NAACP New Bedford Branch President, Dr. LaSella L. Hall, expressed disappointment with a Democratic legislative supermajority tasked with addressing police accountability in the midst of a national reckoning. “In the context of all the blood spilled in 2020, if this legislation is the best we can do, then we have a hell of a lot further to go. This bill is about 25 years too late. Police accountability should not be a political football. It’s about the lives of innocent people.”
Hall faulted the timidity of the Legislature in failing to end Qualified Immunity, the “get out of jail” doctrine that provides impunity for even bad cops. He cited the bill’s limited input from community groups, the disproportionate influence of police voices, weak community representation on civilian boards, ineffectual tweaks to hiring and training, and the lack of value placed on multilingual officers.
Despite the bill’s weaknesses, Hall describes S.2963 as “a necessary step in a long campaign for police accountability. The NAACP will use the measures afforded in the bill as a tool to advance the policies we believe in: community control or abolition of SROs, improvements to a long-overdue POST system, and promoting a task force that will promote ending racial bias.”
Congresswoman Ayanna Pressley, formerly a Boston City Council member, said that the bill “fell short” of needs and expectations by refusing to rein in Qualified Immunity: “For far too long, the doctrine of qualified immunity has protected the very people charged with enforcing the law from any consequence for breaking it, allowing police officers to use their badge as a shield from accountability. The legislation does not go far enough to address this systemic problem. By merely creating a commission to study the impact of qualified immunity in the Commonwealth, and limiting immunity only for decertified officers, rather than ending the harmful doctrine outright, Massachusetts has missed an opportunity to lead by ensuring that those responsible for upholding the law are subject to it too.”
Pressley continued, “In any other occupation in America, there are standards of conduct and consequences for violating them — doctors can be sued for malpractice, lawyers can be sued for negligence. Policing should be no exception.”
Despite the legislation’s shortcomings, Police Reform Now (MA), a grassroots coalition of civil rights, religious, labor, and other organizations that advocate for legislative solutions to over-policed communities and for greater transparency in policing, is also urging the Governor to sign the bill without changes. But the coalition stops short of calling S.2963 “real” police reform because it doesn’t end Qualified Immunity, fails to include racial justice leaders in the POST Commission, and does not change how police are hired and trained.
Though America’s moment of national reckoning seems to have appeared quickly, it was grassroots organizing and years of advocacy that paved the way for these legislative reforms.

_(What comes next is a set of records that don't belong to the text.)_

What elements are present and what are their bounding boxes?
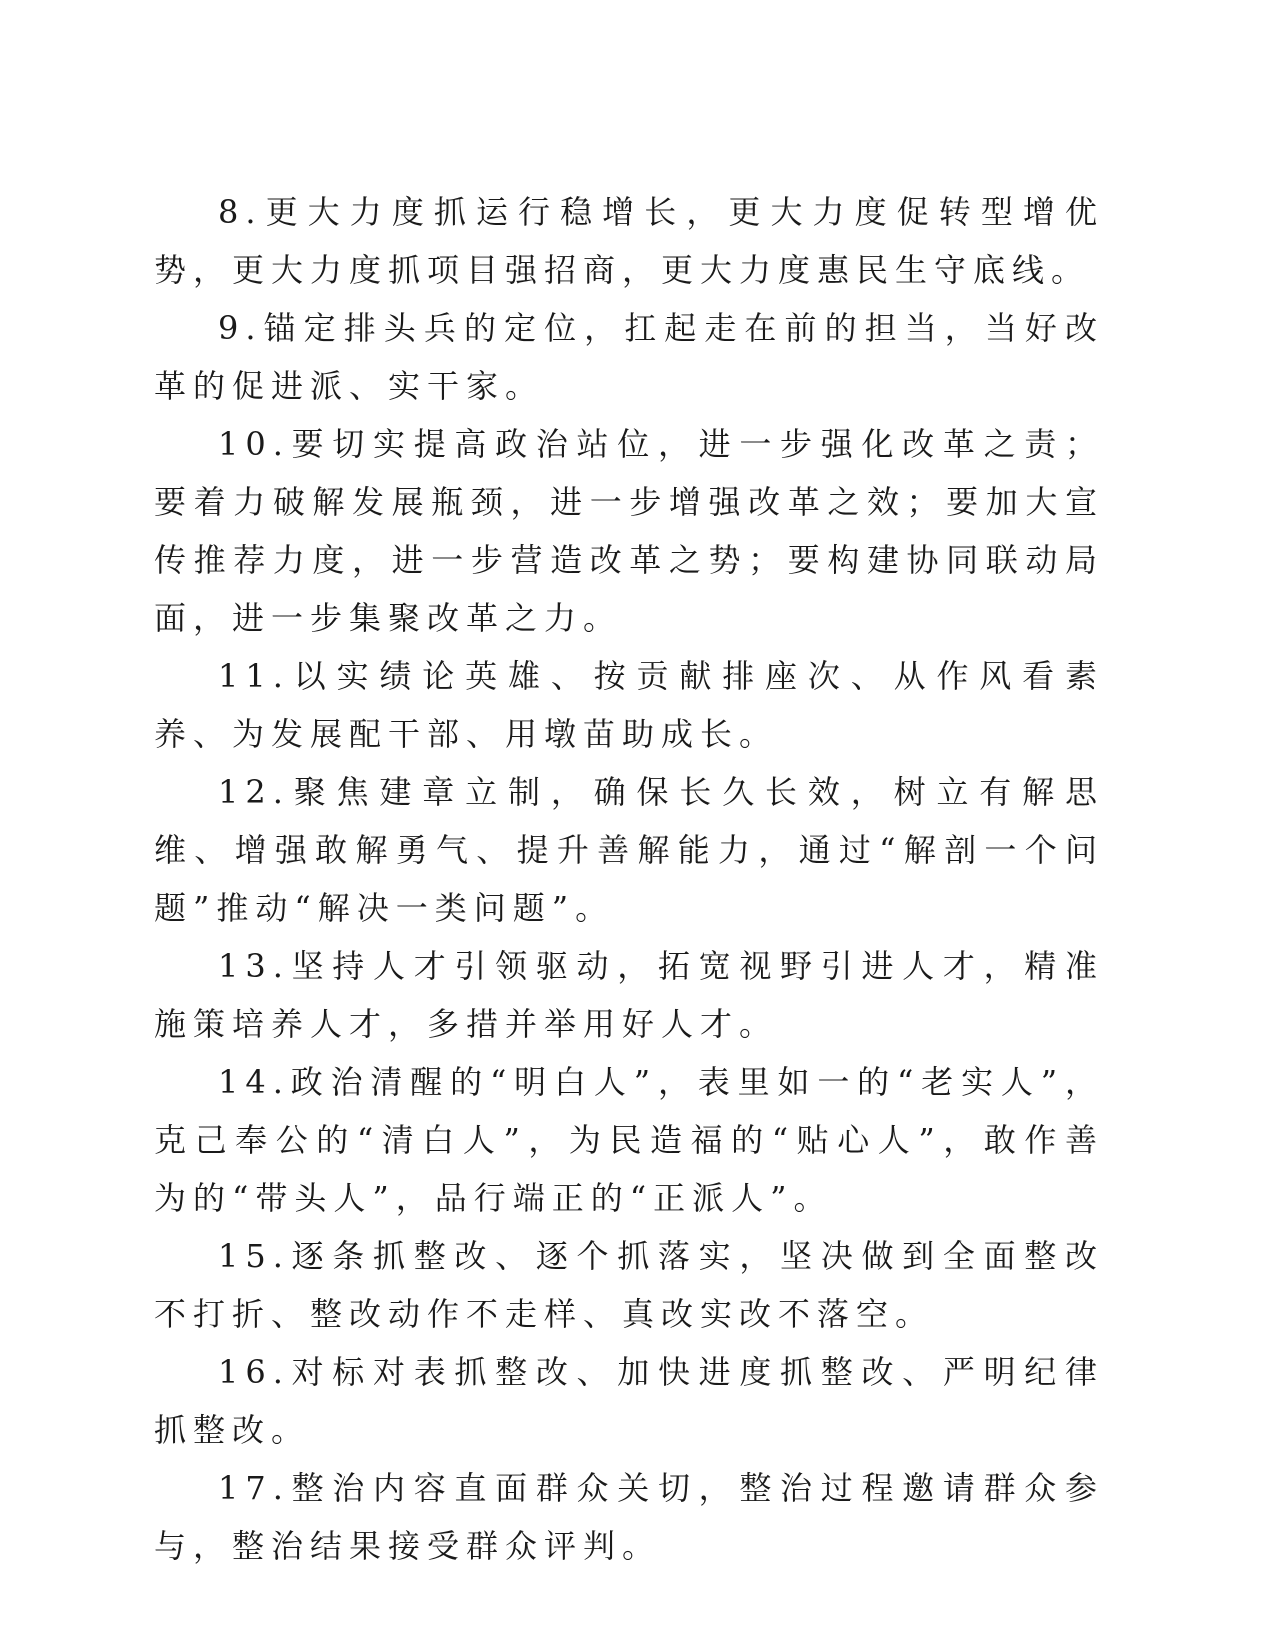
paragraph-16: 16.对标对表抓整改、加快进度抓整改、严明纪律抓整改。 xyxy=(154,1353,1104,1449)
paragraph-12: 12.聚焦建章立制，确保长久长效，树立有解思维、增强敢解勇气、提升善解能力，通过“解剖一个问题”推动“解决一类问题”。 xyxy=(154,773,1104,927)
paragraph-13: 13.坚持人才引领驱动，拓宽视野引进人才，精准施策培养人才，多措并举用好人才。 xyxy=(154,947,1104,1043)
document-body xyxy=(154,183,1104,1575)
paragraph-9: 9.锚定排头兵的定位，扛起走在前的担当，当好改革的促进派、实干家。 xyxy=(154,309,1104,405)
paragraph-10: 10.要切实提高政治站位，进一步强化改革之责；要着力破解发展瓶颈，进一步增强改革之效；要加大宣传推荐力度，进一步营造改革之势；要构建协同联动局面，进一步集聚改革之力。 xyxy=(154,425,1104,637)
paragraph-15: 15.逐条抓整改、逐个抓落实，坚决做到全面整改不打折、整改动作不走样、真改实改不落空。 xyxy=(154,1237,1104,1333)
paragraph-14: 14.政治清醒的“明白人”，表里如一的“老实人”，克己奉公的“清白人”，为民造福的“贴心人”，敢作善为的“带头人”，品行端正的“正派人”。 xyxy=(154,1063,1104,1217)
paragraph-17: 17.整治内容直面群众关切，整治过程邀请群众参与，整治结果接受群众评判。 xyxy=(154,1469,1104,1565)
paragraph-8: 8.更大力度抓运行稳增长，更大力度促转型增优势，更大力度抓项目强招商，更大力度惠民生守底线。 xyxy=(154,193,1104,289)
paragraph-11: 11.以实绩论英雄、按贡献排座次、从作风看素养、为发展配干部、用墩苗助成长。 xyxy=(154,657,1104,753)
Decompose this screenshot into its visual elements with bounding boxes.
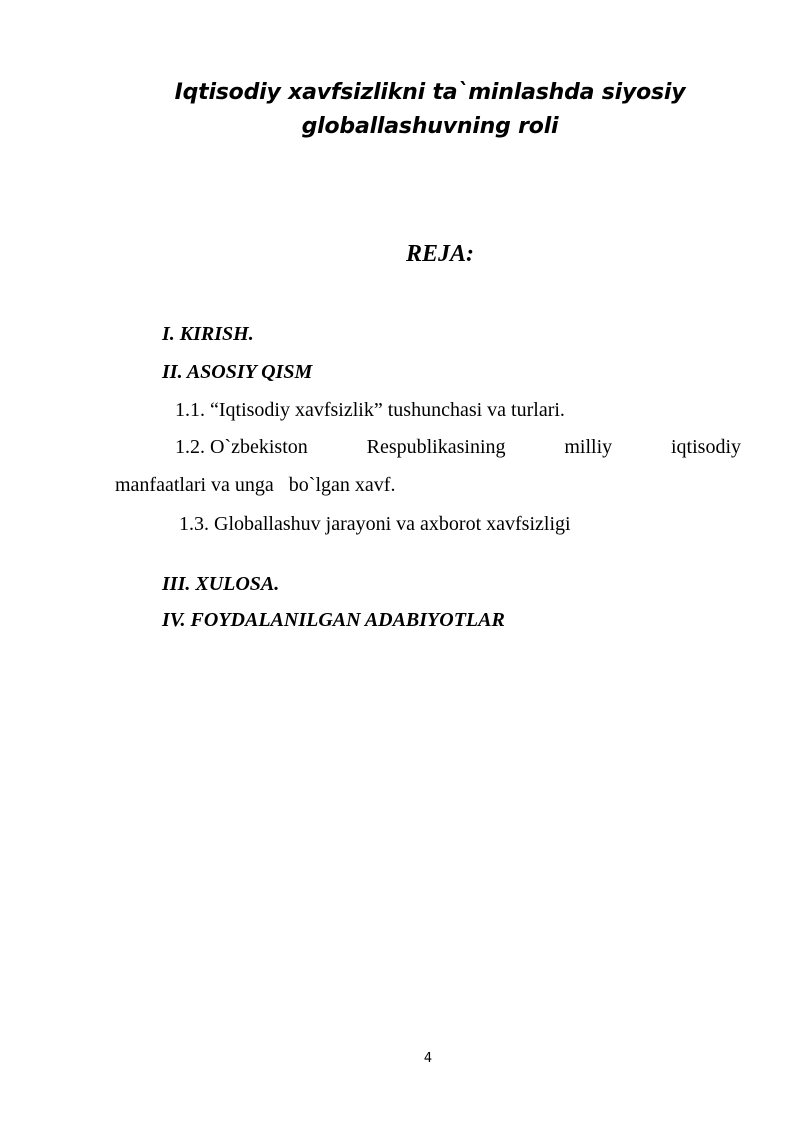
section-intro: I. KIRISH.	[162, 323, 254, 345]
plan-item-1-3: 1.3. Globallashuv jarayoni va axborot xavfsizligi	[179, 513, 571, 535]
plan-item-1-2-first-line	[175, 434, 741, 460]
section-references: IV. FOYDALANILGAN ADABIYOTLAR	[162, 609, 505, 631]
plan-item-1-2-word: Respublikasining	[366, 436, 506, 458]
section-main: II. ASOSIY QISM	[162, 361, 313, 383]
plan-item-1-1: 1.1. “Iqtisodiy xavfsizlik” tushunchasi va turlari.	[175, 399, 565, 421]
plan-item-1-2-continuation: manfaatlari va unga bo`lgan xavf.	[115, 474, 396, 496]
plan-item-1-2-word: milliy	[564, 436, 613, 458]
document-title	[150, 76, 710, 144]
plan-item-1-2-word: iqtisodiy	[670, 436, 741, 458]
plan-item-1-2-word: 1.2. O`zbekiston	[175, 436, 308, 458]
section-conclusion: III. XULOSA.	[162, 573, 280, 595]
title-line-1: Iqtisodiy xavfsizlikni ta`minlashda siyosiy	[174, 80, 686, 105]
plan-heading: REJA:	[405, 241, 474, 267]
title-line-2: globallashuvning roli	[301, 114, 559, 139]
page-number: 4	[423, 1051, 433, 1066]
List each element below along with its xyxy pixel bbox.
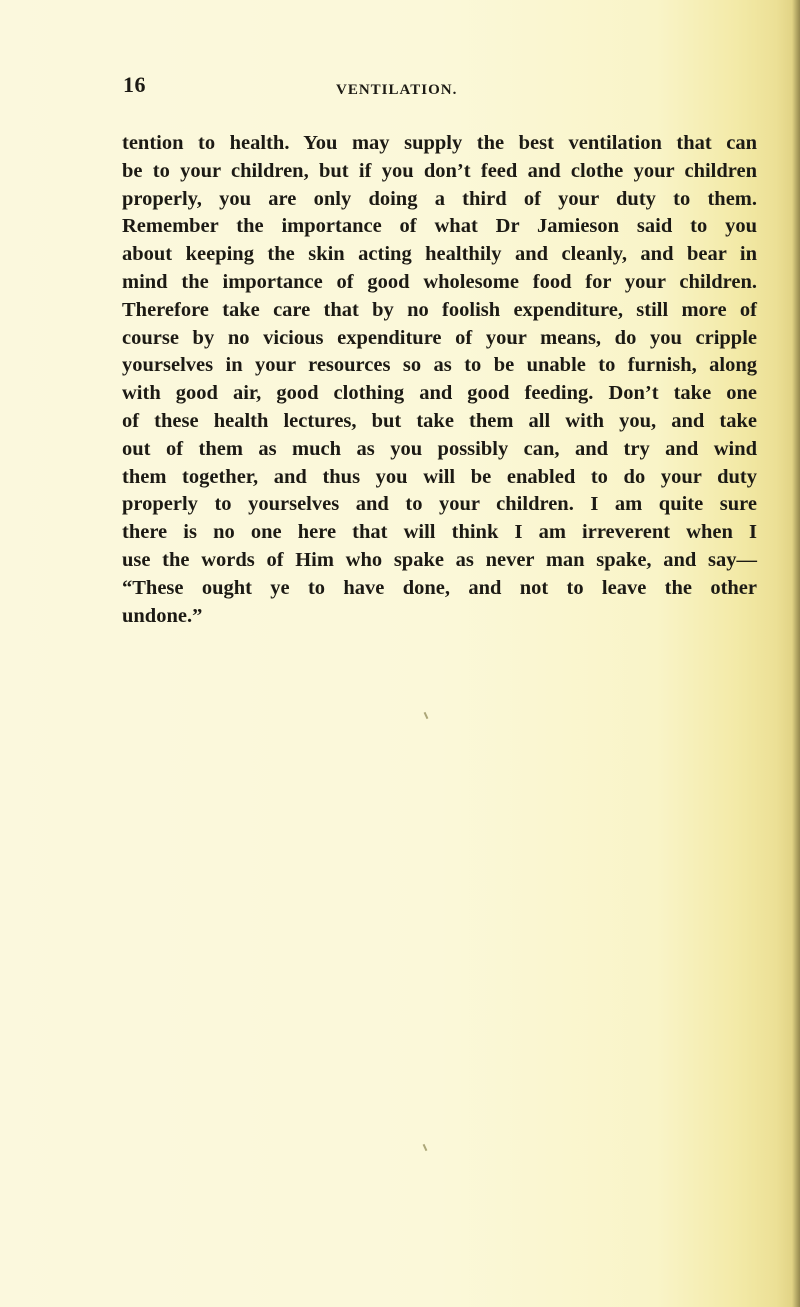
text-line: course by no vicious expenditure of your means, do you cripple (122, 326, 757, 349)
body-paragraph (122, 130, 757, 630)
running-head: VENTILATION. (336, 82, 458, 98)
text-line: Remember the importance of what Dr Jamieson said to you (122, 215, 757, 238)
text-line: undone.” (122, 604, 203, 627)
text-line: mind the importance of good wholesome food for your children. (122, 270, 757, 293)
text-line: with good air, good clothing and good feeding. Don’t take one (122, 382, 757, 405)
page-header (0, 72, 800, 102)
text-line: use the words of Him who spake as never man spake, and say— (122, 548, 757, 571)
text-line: Therefore take care that by no foolish expenditure, still more of (122, 298, 757, 321)
text-line: “These ought ye to have done, and not to leave the other (122, 576, 757, 599)
text-line: of these health lectures, but take them all with you, and take (122, 409, 757, 432)
text-line: them together, and thus you will be enabled to do your duty (122, 465, 757, 488)
text-line: there is no one here that will think I am irreverent when I (122, 521, 757, 544)
text-line: be to your children, but if you don’t feed and clothe your children (122, 159, 757, 182)
paper-speck (423, 1144, 428, 1151)
text-line: properly to yourselves and to your children. I am quite sure (122, 493, 757, 516)
text-line: properly, you are only doing a third of your duty to them. (122, 187, 757, 210)
page-number: 16 (123, 72, 146, 97)
text-line: out of them as much as you possibly can, and try and wind (122, 437, 757, 460)
text-line: about keeping the skin acting healthily and cleanly, and bear in (122, 243, 757, 266)
text-line: yourselves in your resources so as to be unable to furnish, along (122, 354, 757, 377)
paper-speck (424, 712, 429, 719)
text-line: tention to health. You may supply the best ventilation that can (122, 132, 757, 154)
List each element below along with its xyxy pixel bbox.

New Bedford police reform activist Erik Andrade, a member of Police Reform Now (MA) and BREATHE!, notes that “this bill affirms the power of the people and the importance of grassroots solidarity across the state. This step forward is promising and yet this is not a promised land. So we must continue to organize until real police accountability and restorative justice is achieved for families like Malcolm Gracia’s and for communities like New Bedford.”